In People v. Watson, 318 Ill. App. 3d 140, 142-43, 743 N.E.2d 147, 149 (2000), the court held that no authority exists for the circuit court to direct that the Department withhold wages earned while a defendant is imprisoned. In fact, the Watson decision states that when a court enters an order that it lacks the inherent power to enter, the order is void. The Watson court then proceeded to vacate the circuit court’s order. The court followed Watson in People v. Williamson, 319 Ill. App. 3d 891, 900, 747 N.E.2d 26, 34 (2001), and People v. Calvert, 326 Ill. App. 3d 414, 426 (2001). However, in Calvert and Williamson, the courts determined that it is proper for a court to vacate only that portion of the circuit court’s sentencing order directing the Department to withhold 50% of a defendant’s wages. We agree.

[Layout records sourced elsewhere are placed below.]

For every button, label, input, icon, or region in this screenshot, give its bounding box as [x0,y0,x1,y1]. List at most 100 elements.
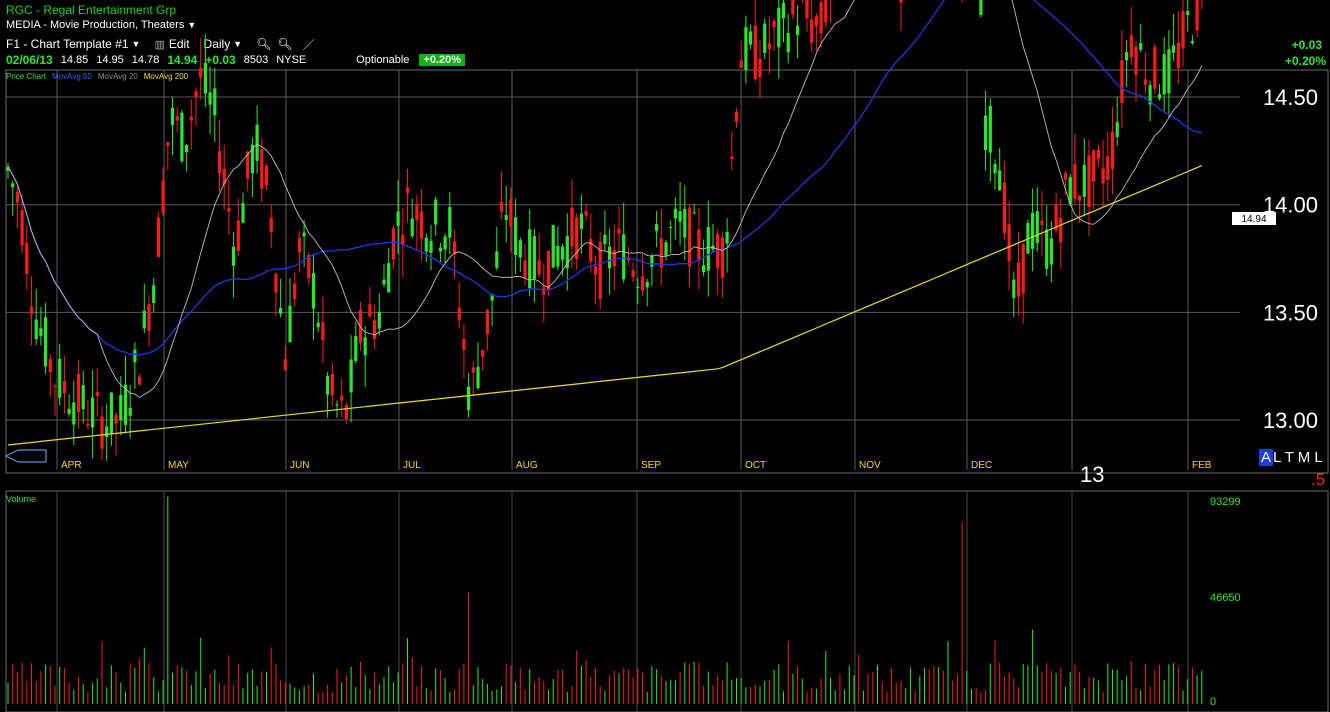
candle-body [128,407,132,416]
candle-body [269,217,273,232]
candle-body [363,337,367,356]
candle-body [1031,212,1035,249]
candle-body [1002,182,1006,234]
candle-body [786,33,790,53]
candle-body [617,228,621,234]
candle-body [1143,79,1147,85]
candle-body [109,392,113,435]
candle-body [1082,164,1086,197]
candle-body [622,234,626,280]
candle-body [119,394,123,421]
candle-body [753,25,757,80]
candle-body [255,124,259,161]
view-mode-rest[interactable]: L T M L [1273,449,1323,466]
candle-body [11,183,15,188]
candle-body [62,380,66,393]
candle-body [1172,45,1176,53]
y-tick-label: 13.00 [1263,408,1318,433]
candle-body [58,358,62,398]
candle-body [499,201,504,212]
candle-body [1016,262,1021,297]
candle-body [772,20,776,28]
month-label: AUG [516,460,538,471]
candle-body [260,149,264,189]
candle-body [537,260,541,275]
candle-body [462,338,466,351]
candle-body [95,391,99,396]
candle-body [1092,150,1096,182]
candle-body [579,213,583,229]
month-label: JUL [403,460,421,471]
volume-tick-label: 93299 [1210,496,1241,508]
candle-body [335,404,339,406]
candle-body [114,414,118,424]
candle-body [100,416,104,449]
candle-body [777,7,781,48]
candle-body [1157,94,1162,99]
candle-body [1106,156,1110,180]
candle-body [1096,149,1100,159]
candle-body [495,251,499,268]
candle-body [326,376,330,395]
candle-body [725,232,729,244]
candle-body [1063,173,1068,180]
candle-body [1040,220,1044,225]
candle-body [316,322,320,328]
candle-body [138,376,142,385]
view-mode-a[interactable]: A [1259,449,1274,466]
candle-body [15,191,19,203]
candle-body [410,218,414,237]
candle-body [523,260,527,278]
candle-body [1162,54,1166,95]
candle-body [123,384,128,425]
candle-body [161,180,165,213]
candle-body [227,208,231,212]
candle-body [749,31,753,45]
candle-body [650,255,654,267]
candle-body [34,319,38,340]
candle-body [156,217,160,258]
candle-body [382,279,386,285]
candle-body [72,402,76,425]
scroll-left-handle[interactable] [4,449,47,463]
candle-body [222,168,226,185]
month-label: APR [61,460,82,471]
candle-body [166,142,170,146]
candle-body [481,349,485,357]
candle-body [603,234,607,245]
candle-body [814,16,818,27]
candle-body [1181,11,1185,49]
candle-body [175,115,179,121]
candle-body [274,274,278,293]
candle-body [25,243,29,275]
candle-body [199,67,203,78]
candle-body [434,199,438,225]
candle-body [457,307,461,321]
month-label: SEP [641,460,661,471]
candle-body [664,242,668,257]
y-tick-label: 13.50 [1263,300,1318,325]
volume-label: Volume [6,494,37,504]
candle-body [720,237,724,278]
candle-body [1059,217,1063,243]
candle-body [570,207,574,247]
candle-body [1087,155,1091,207]
candle-body [1186,11,1190,16]
candle-body [542,287,546,295]
candle-body [673,208,677,219]
candle-body [744,27,748,71]
candle-body [1190,41,1194,44]
view-mode-selector[interactable]: AL T M L [1259,449,1323,466]
candle-body [142,310,146,329]
candle-body [213,88,217,116]
candle-body [988,105,992,153]
candle-body [39,328,43,337]
candle-body [561,246,565,260]
price-chart[interactable]: 16.0015.5015.0014.5014.0013.5013.00 APRM… [0,0,1330,712]
candle-body [29,306,34,315]
candle-body [1195,0,1199,31]
candle-body [1045,229,1049,269]
candle-body [387,263,391,293]
candle-body [297,238,301,253]
candle-body [739,60,743,68]
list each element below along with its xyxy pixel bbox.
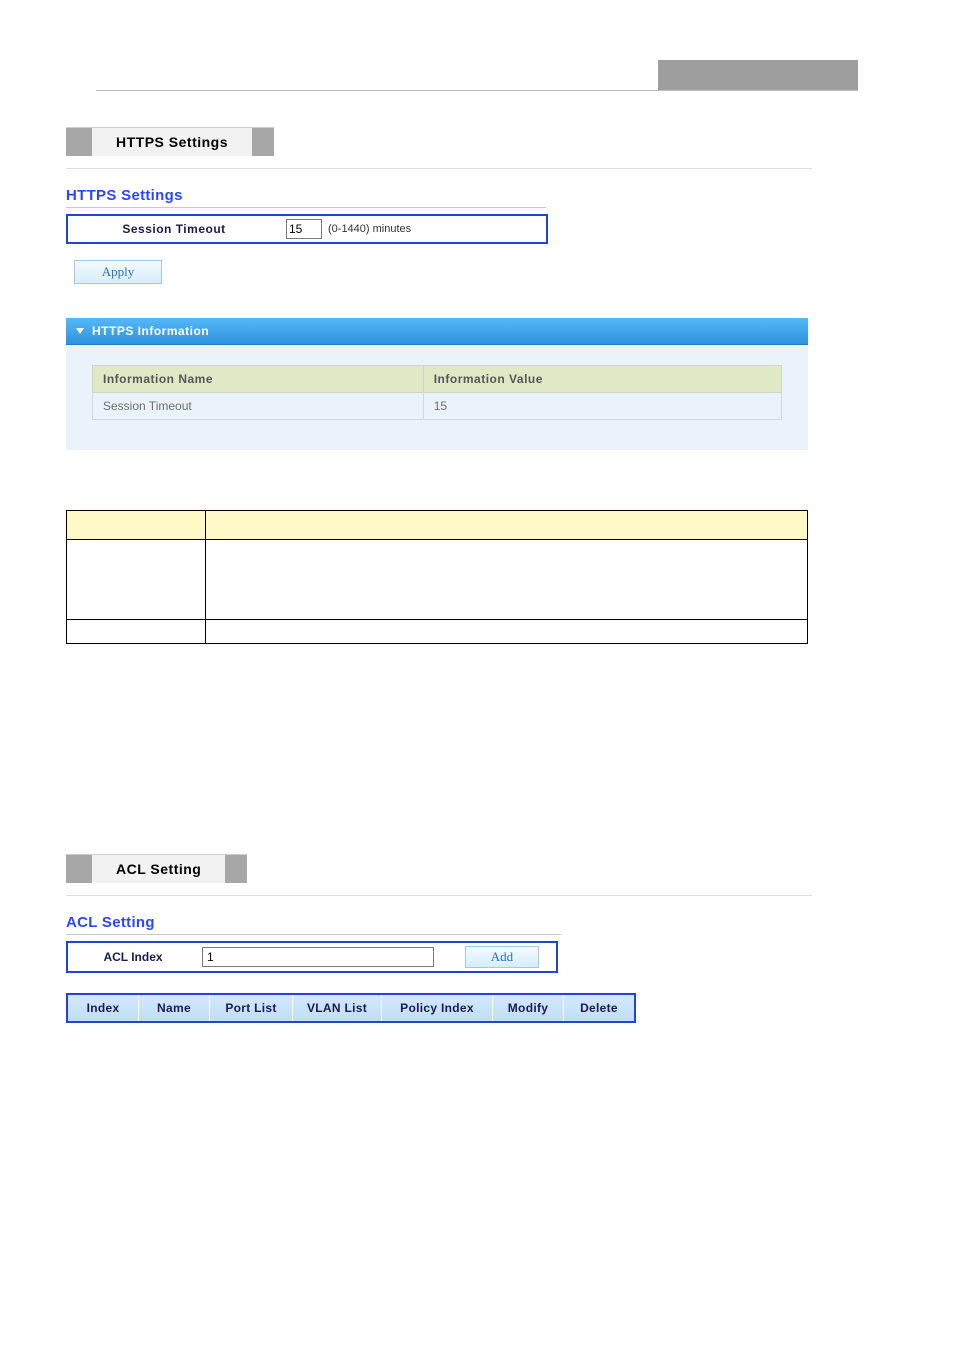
title-bar-right-block	[225, 855, 247, 883]
caret-down-icon	[76, 328, 84, 334]
https-settings-subheading: HTTPS Settings	[66, 187, 894, 204]
table-row: Session Timeout 15	[93, 393, 782, 420]
object-description-table	[66, 510, 808, 644]
title-bar-left-block	[66, 128, 92, 156]
desc-cell	[206, 620, 808, 644]
acl-setting-subheading: ACL Setting	[66, 914, 894, 931]
info-table-header-name: Information Name	[93, 366, 424, 393]
add-button[interactable]: Add	[465, 946, 539, 968]
acl-header-index: Index	[68, 995, 139, 1021]
info-row-name: Session Timeout	[93, 393, 424, 420]
section-divider	[66, 895, 812, 896]
https-information-panel: HTTPS Information Information Name Infor…	[66, 318, 808, 450]
acl-header-portlist: Port List	[210, 995, 293, 1021]
acl-index-input[interactable]	[202, 947, 434, 967]
acl-index-label: ACL Index	[68, 943, 198, 971]
https-section-title-bar: HTTPS Settings	[66, 127, 274, 156]
title-bar-right-block	[252, 128, 274, 156]
session-timeout-row: Session Timeout (0-1440) minutes	[66, 214, 548, 244]
https-section-title: HTTPS Settings	[92, 128, 252, 156]
acl-header-policyindex: Policy Index	[382, 995, 493, 1021]
acl-header-vlanlist: VLAN List	[293, 995, 382, 1021]
acl-header-name: Name	[139, 995, 210, 1021]
acl-index-row: ACL Index Add	[66, 941, 558, 973]
session-timeout-hint: (0-1440) minutes	[328, 223, 411, 235]
title-bar-left-block	[66, 855, 92, 883]
desc-th-right	[206, 511, 808, 540]
info-row-value: 15	[423, 393, 781, 420]
desc-cell	[67, 620, 206, 644]
session-timeout-value-cell: (0-1440) minutes	[280, 216, 421, 242]
https-information-header[interactable]: HTTPS Information	[66, 318, 808, 345]
acl-header-modify: Modify	[493, 995, 564, 1021]
apply-button[interactable]: Apply	[74, 260, 162, 284]
section-divider	[66, 168, 812, 169]
https-information-table: Information Name Information Value Sessi…	[92, 365, 782, 420]
top-gray-block	[658, 60, 858, 90]
session-timeout-label: Session Timeout	[68, 216, 280, 242]
desc-th-left	[67, 511, 206, 540]
acl-list-header-row: Index Name Port List VLAN List Policy In…	[66, 993, 636, 1023]
https-information-title: HTTPS Information	[92, 324, 209, 338]
subheading-rule	[66, 933, 561, 935]
acl-section-title-bar: ACL Setting	[66, 854, 247, 883]
top-rule	[96, 60, 858, 91]
info-table-header-value: Information Value	[423, 366, 781, 393]
desc-cell	[67, 540, 206, 620]
desc-cell	[206, 540, 808, 620]
acl-header-delete: Delete	[564, 995, 634, 1021]
subheading-rule	[66, 206, 546, 208]
session-timeout-input[interactable]	[286, 219, 322, 239]
acl-section-title: ACL Setting	[92, 855, 225, 883]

Since no authority exists for the circuit court to withhold 50% of defendant’s monthly corrections income, that portion of the circuit court’s order directing the Department to do so is void, and we vacate it. We note, however, that defendant was not fined or required to pay any restitution but was ordered to pay $123 in court costs. The judgment also ordered defendant to pay the court costs within six months of his release from prison. This portion of the order stands. See Williamson, 319 Ill. App. 3d at 900, 747 N.E.2d at 34; Calvert, 326 Ill. App. 3d at 426.

In light of the foregoing considerations, we find that the evidence was sufficient to permit a rational jury to find that defendant broke into a “dwelling place” with the intent to commit a theft. Additionally, the Illinois legislature is not prohibited constitutionally from declaring residential burglary and burglary mutually exclusive offenses. Finally, we vacate that portion of the circuit court’s order requiring 50% of defendant’s wages to be withheld by the Department to pay court *1116costs, and we remand this cause with directions to modify the written judgment of sentence as stated.

Affirmed in part and vacated in part; cause remanded with directions.

GOLDENHERSH and HOPKINS, JJ., concur.